For the sake of comparing other regions, the below chart removes Israel from the English Wikipedia’s per-speaker viewing activities.
Somewhat more consistent with the per speaker viewing traffic data, the editing traffic data shows that the other top five editing regions are the U.K., New Zealand, Canada, and Ireland. The U.S. is only the seventh, ranked lower than the sixth Australia and higher than the other top ten countries of the Netherlands, Italy and Spain.
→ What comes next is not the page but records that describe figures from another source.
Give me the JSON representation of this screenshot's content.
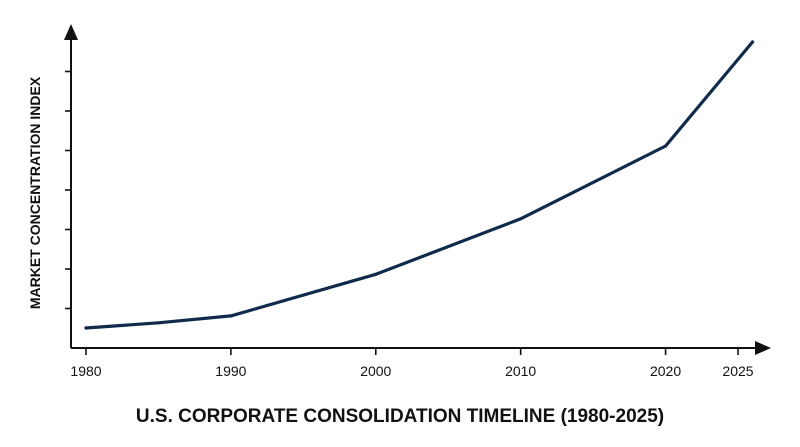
{
  "chart_data": {
    "type": "line",
    "xlabel": "U.S. CORPORATE CONSOLIDATION TIMELINE (1980-2025)",
    "ylabel": "MARKET CONCENTRATION INDEX",
    "x_ticks": [
      "1980",
      "1990",
      "2000",
      "2010",
      "2020",
      "2025"
    ],
    "xlim": [
      1980,
      2025
    ],
    "ylim": [
      0,
      8
    ],
    "y_ticks_labeled": false,
    "grid": false,
    "legend": "none",
    "line_color": "#0f2a4a",
    "series": [
      {
        "x": [
          1980,
          1985,
          1990,
          2000,
          2010,
          2020,
          2026
        ],
        "y": [
          0.5,
          0.65,
          0.85,
          2.05,
          3.65,
          5.75,
          8.75
        ]
      }
    ]
  }
}
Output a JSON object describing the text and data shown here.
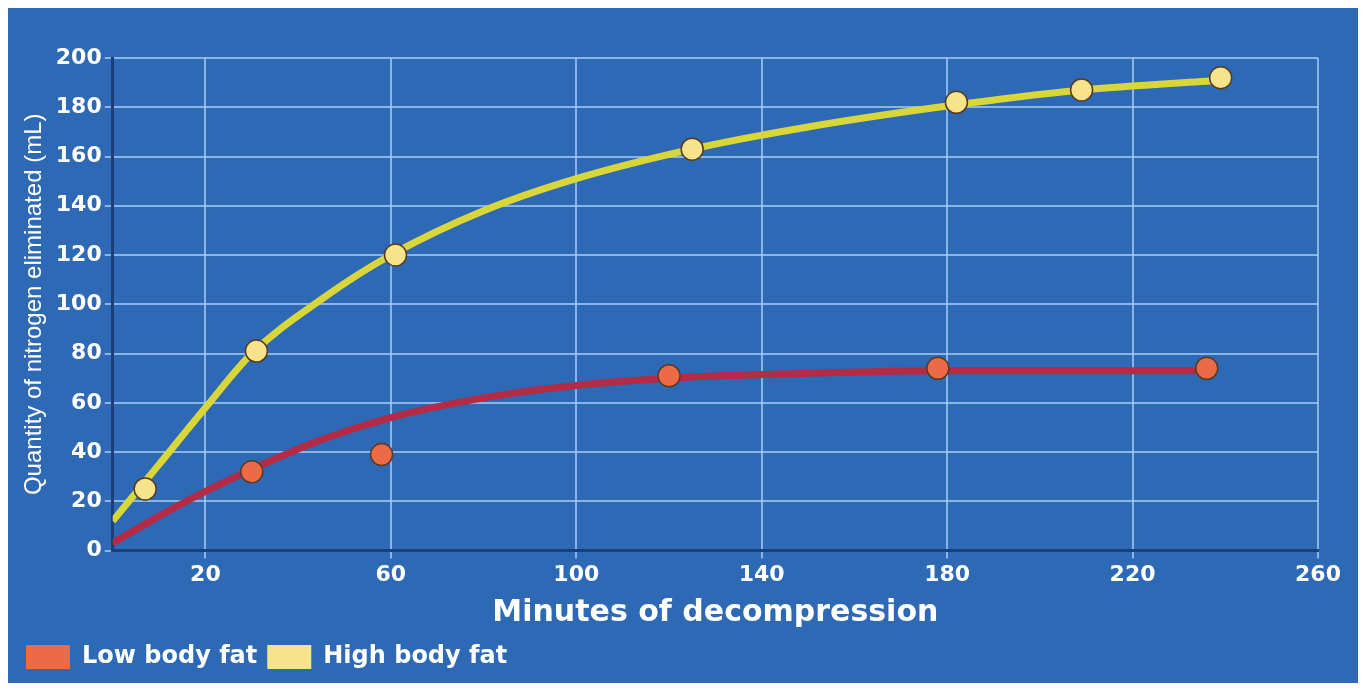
{
  "chart_data": {
    "type": "scatter",
    "xlabel": "Minutes of decompression",
    "ylabel": "Quantity of nitrogen eliminated (mL)",
    "xlim": [
      0,
      260
    ],
    "xticks": [
      20,
      60,
      100,
      140,
      180,
      220,
      260
    ],
    "ylim": [
      0,
      200
    ],
    "yticks": [
      0,
      20,
      40,
      60,
      80,
      100,
      120,
      140,
      160,
      180,
      200
    ],
    "grid": true,
    "legend": "bottom left",
    "series": [
      {
        "type": "line",
        "color": "#b52a45",
        "marker": "none",
        "x": [
          0,
          10,
          20,
          30,
          45,
          60,
          80,
          100,
          120,
          150,
          180,
          210,
          236
        ],
        "values": [
          3,
          14,
          24,
          33,
          45,
          54,
          62,
          67,
          70,
          72,
          73,
          73,
          73
        ]
      },
      {
        "type": "line",
        "color": "#d9d63a",
        "marker": "none",
        "x": [
          0,
          10,
          20,
          30,
          45,
          60,
          80,
          100,
          125,
          150,
          182,
          209,
          239
        ],
        "values": [
          12,
          35,
          58,
          80,
          102,
          120,
          138,
          151,
          163,
          172,
          181,
          187,
          191
        ]
      },
      {
        "type": "scatter",
        "name": "Low body fat",
        "color": "#ec6a45",
        "marker": "circle",
        "x": [
          30,
          58,
          120,
          178,
          236
        ],
        "values": [
          32,
          39,
          71,
          74,
          74
        ]
      },
      {
        "type": "scatter",
        "name": "High body fat",
        "color": "#f6e48c",
        "marker": "circle",
        "x": [
          7,
          31,
          61,
          125,
          182,
          209,
          239
        ],
        "values": [
          25,
          81,
          120,
          163,
          182,
          187,
          192
        ]
      }
    ]
  }
}
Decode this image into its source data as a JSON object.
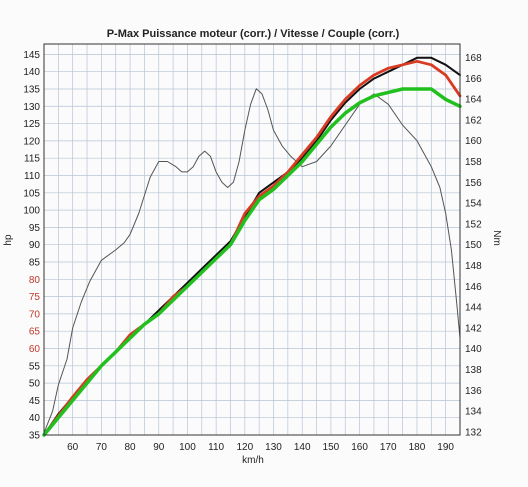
{
  "chart_data": {
    "type": "line",
    "title": "P-Max Puissance moteur (corr.) / Vitesse / Couple (corr.)",
    "xlabel": "km/h",
    "ylabel_left": "hp",
    "ylabel_right": "Nm",
    "xlim": [
      50,
      195
    ],
    "ylim_left": [
      35,
      148
    ],
    "ylim_right": [
      131.7,
      169.3
    ],
    "x_ticks": [
      "60",
      "70",
      "80",
      "90",
      "100",
      "110",
      "120",
      "130",
      "140",
      "150",
      "160",
      "170",
      "180",
      "190"
    ],
    "y_left_ticks": [
      "35",
      "40",
      "45",
      "50",
      "55",
      "60",
      "65",
      "70",
      "75",
      "80",
      "85",
      "90",
      "95",
      "100",
      "105",
      "110",
      "115",
      "120",
      "125",
      "130",
      "135",
      "140",
      "145"
    ],
    "y_left_red_ticks": [
      "60",
      "65",
      "70",
      "75",
      "80"
    ],
    "y_right_ticks": [
      "132",
      "134",
      "136",
      "138",
      "140",
      "142",
      "144",
      "146",
      "148",
      "150",
      "152",
      "154",
      "156",
      "158",
      "160",
      "162",
      "164",
      "166",
      "168"
    ],
    "grid": true,
    "series": [
      {
        "axis": "right",
        "color": "#555555",
        "x": [
          50,
          53,
          55,
          58,
          60,
          63,
          66,
          70,
          75,
          78,
          80,
          83,
          87,
          90,
          93,
          96,
          98,
          100,
          102,
          104,
          106,
          108,
          110,
          112,
          114,
          116,
          118,
          120,
          122,
          124,
          126,
          128,
          130,
          133,
          136,
          140,
          145,
          150,
          155,
          160,
          165,
          170,
          175,
          180,
          185,
          188,
          190,
          192,
          194,
          195
        ],
        "values": [
          131.9,
          134,
          136.5,
          139,
          142,
          144.5,
          146.5,
          148.5,
          149.5,
          150.2,
          151,
          153,
          156.5,
          158,
          158,
          157.5,
          157,
          157,
          157.5,
          158.5,
          159,
          158.5,
          157,
          156,
          155.5,
          156,
          158,
          161,
          163.5,
          165,
          164.5,
          163,
          161,
          159.5,
          158.5,
          157.5,
          158,
          159.5,
          161.5,
          163.5,
          164.5,
          163.5,
          161.5,
          160,
          157.5,
          155.5,
          153,
          149.5,
          144,
          141
        ]
      },
      {
        "axis": "left",
        "color": "#111111",
        "x": [
          50,
          55,
          60,
          65,
          70,
          75,
          80,
          85,
          90,
          95,
          100,
          105,
          110,
          115,
          120,
          125,
          130,
          135,
          140,
          145,
          150,
          155,
          160,
          165,
          170,
          175,
          180,
          185,
          190,
          195
        ],
        "values": [
          35,
          41,
          46,
          51,
          55,
          59,
          63,
          67,
          71,
          75,
          79,
          83,
          87,
          91,
          98,
          105,
          108,
          111,
          115,
          120,
          126,
          131,
          135,
          138,
          140,
          142,
          144,
          144,
          142,
          139
        ]
      },
      {
        "axis": "left",
        "color": "#d93a24",
        "x": [
          50,
          55,
          60,
          65,
          70,
          75,
          80,
          85,
          90,
          95,
          100,
          105,
          110,
          115,
          120,
          125,
          130,
          135,
          140,
          145,
          150,
          155,
          160,
          165,
          170,
          175,
          180,
          185,
          190,
          195
        ],
        "values": [
          35,
          40.5,
          46,
          51,
          55,
          59,
          64,
          67,
          70,
          75,
          78,
          82,
          86,
          90,
          99,
          104,
          107,
          111,
          116,
          121,
          127,
          132,
          136,
          139,
          141,
          142,
          143,
          142,
          139,
          133
        ]
      },
      {
        "axis": "left",
        "color": "#22c01e",
        "x": [
          50,
          55,
          60,
          65,
          70,
          75,
          80,
          85,
          90,
          95,
          100,
          105,
          110,
          115,
          120,
          125,
          130,
          135,
          140,
          145,
          150,
          155,
          160,
          165,
          170,
          175,
          180,
          185,
          190,
          195
        ],
        "values": [
          35,
          40,
          45,
          50,
          55,
          59,
          63,
          67,
          70,
          74,
          78,
          82,
          86,
          90,
          97,
          103,
          106,
          110,
          114,
          119,
          124,
          128,
          131,
          133,
          134,
          135,
          135,
          135,
          132,
          130
        ]
      }
    ]
  }
}
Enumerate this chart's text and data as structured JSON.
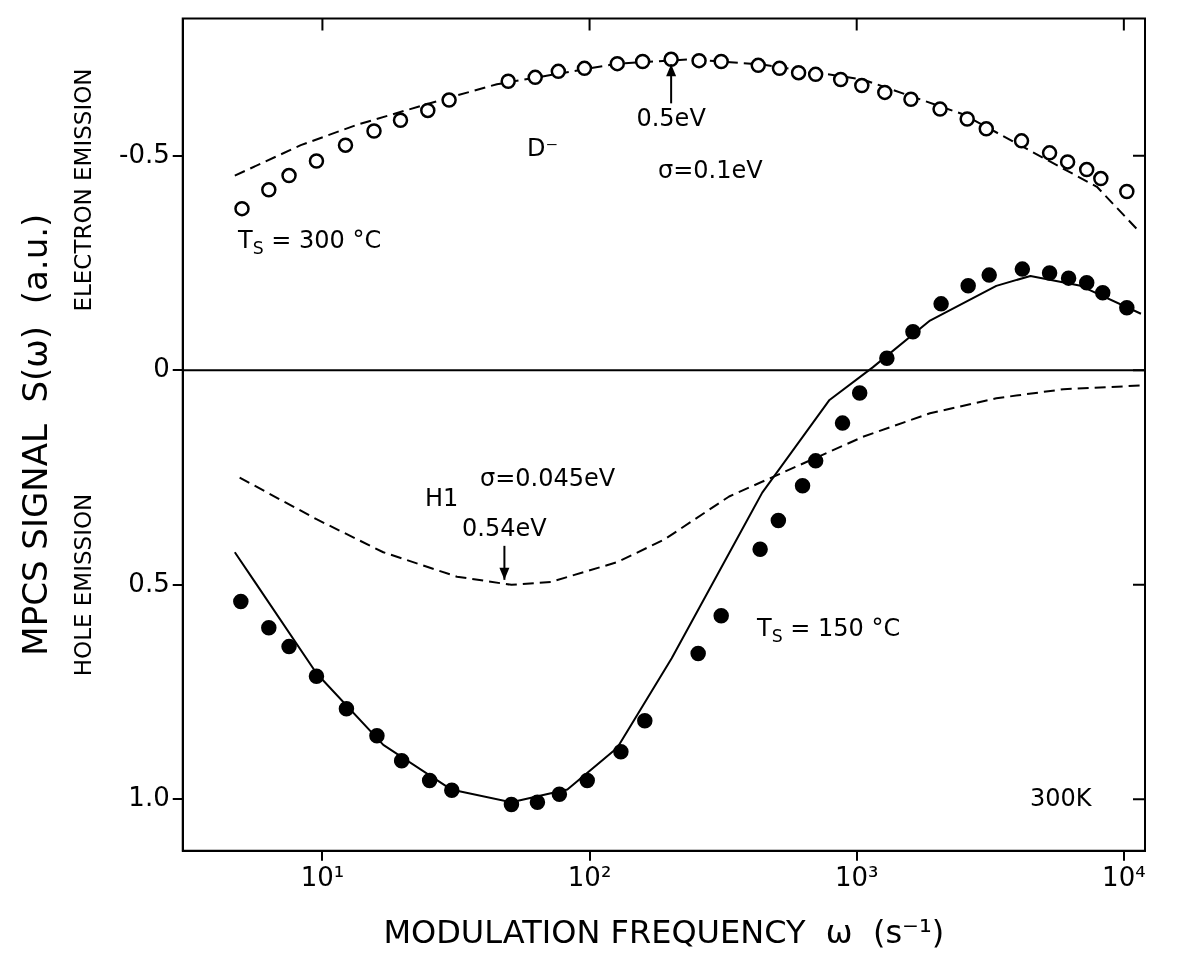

The geolinguistic normalization results above are potentially useful for developing strategies for Wikipedia movement with more targeted information. Immediately, more “developed” regions and less “developed” regions (in terms of Wikipedia development) are identified. It can be argued that the utility rates by the U.S., a country where the Wikipedia movement is started, are much lower than other developed (in the general sense of economic development) countries such as Canada, the U.K., New Zealand and Ireland. A possible strategy is to mobilize the cognitive surplus and experience of the more Wikipedia-developed regions to foster the outreach of the less Wikipedia-developed regions. For instance, the above charts suggest Malaysia has ranked much higher in the English Wikipedia’s viewing traffic data, but not so much in its’ editing traffic data. The results may suggest a need to convert readers of English Wikipedia in Malaysia into new editors.
The per speaker results can also foster a cross-national or transnational competition in recruiting new users and getting new free content and data. Note that the Wikimedia governance has a divided structure in terms of geolinguistic and national boundaries. In terms of Wikipedia content, they are divided overwhelmingly by languages and governed by active editors and administrators that can span several countries. In terms of local Wikimedia chapters, they are divided along the national borders, which is the likely outcome of legal jurisdictions to set up a civic non-profit organization. The per speaker traffic data thus provide some important data points in measuring and comparing the outreach (or even fundraising) outcomes. The competition scenario would be more sensible among regions with similar geolinguistic demography and economic development, say between Canada, the U.K., New zealand, Australia, etc.
Imagine the benefits the Arabic, Uyghur or Kurdish Wikipedias can have to target its potential editors and readers with such information. Note that for Uyghur and Kurdish Wikipedias, as they are minority languages with diaspora population around the world without a nation state of their own, their Wikipedia development might be more difficult than the other language versions with local chapters. This is my own personal belief that at very least the Wikipedia and Wikimedia Foundation can provide data for them to make their own development strategies. As I have blogged earlier, I am a believer in the notion that open data and open knowledge may lead to open solutions.